With support from The Commercial Club, other members also made notable contributions to public governance and the betterment of Chicago through the years. John V. Farwell, Jr. championed a 16-year Commercial Club campaign to reform the Federal Reserve system and helped draft the Federal Reserve Banking Act of 1913. Julius Rosenwald, President of Sears, Roebuck, and Co., led the effort and pledged his own funds to create the Museum of Science and Industry, which opened in 1933. Under the guidance of member Samuel W. Witwer, The Commercial Club joined other organizations in supporting a referendum to hold a convention to rewrite the Illinois constitution in 1970.
The 1980s proved to be a turning point for The Commercial Club and the Chicago region.

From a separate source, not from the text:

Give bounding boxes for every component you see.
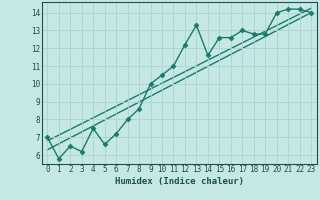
X-axis label: Humidex (Indice chaleur): Humidex (Indice chaleur) [115,177,244,186]
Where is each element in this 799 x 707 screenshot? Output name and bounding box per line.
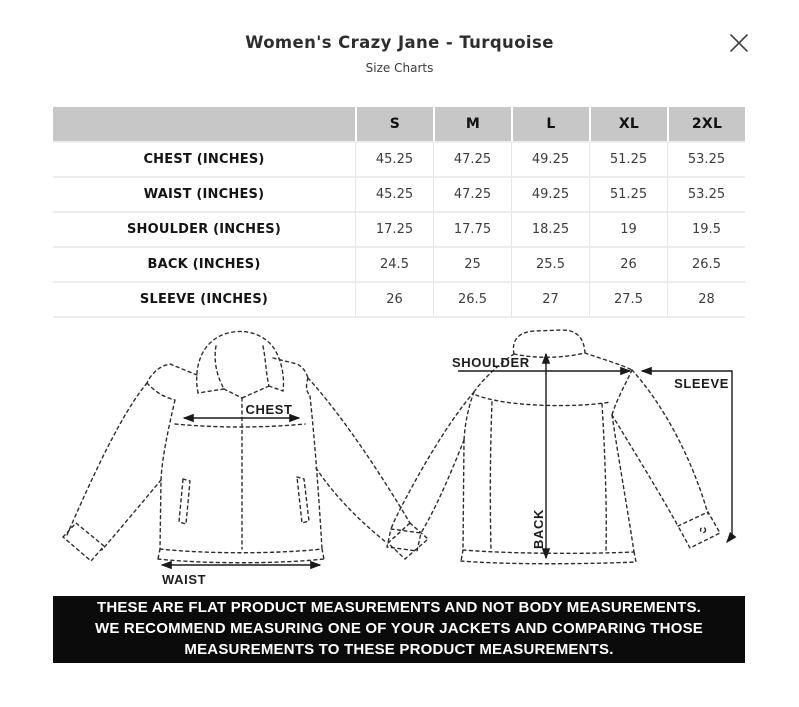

During this period, Commercial Club members become increasingly concerned about the gradual erosion of the Chicago region's economic vitality, particularly Chicago's low rate of job growth that was trailing other American cities. The Commercial Club once again mobilized its resources, commissioning an unprecedented study in 1983 called Jobs for Metropolitan Chicago, which revealed a number of the region's economic strengths and weakness. The Club then formed its Civic Committee - a smaller group of member CEO's and senior executives from Chicago's leading businesses, professional firms and universities - to consider needs and plans for the development of the Chicago metropolitan area. Since its inception, the Civic Committee has continued work on major projects - such as reforming the Chicago public school system, expanding O'Hare airport, and creating jobs for inner-city residents.
Perhaps the most significant project undertaken by The Commercial Club of Chicago in recent years was the Metropolis Project. The Commercial Club launched this initiative in 1996 to develop a long-term policy framework to reshape metropolitan Chicago in ways that would enhance the quality and equity of regional life and ensure Chicago's place in the top tier of global cities. The Metropolis Project engaged over 200 Club members in the study of six important public policy issues: education; economic development; taxation; governance; transportation, and land use and housing. The Commercial Club published the project's findings in the report, Chicago Metropolis 2020: Preparing Metropolitan Chicago for the 21st Century, and created an organization, Chicago Metropolis 2020, to implement the report's recommendations.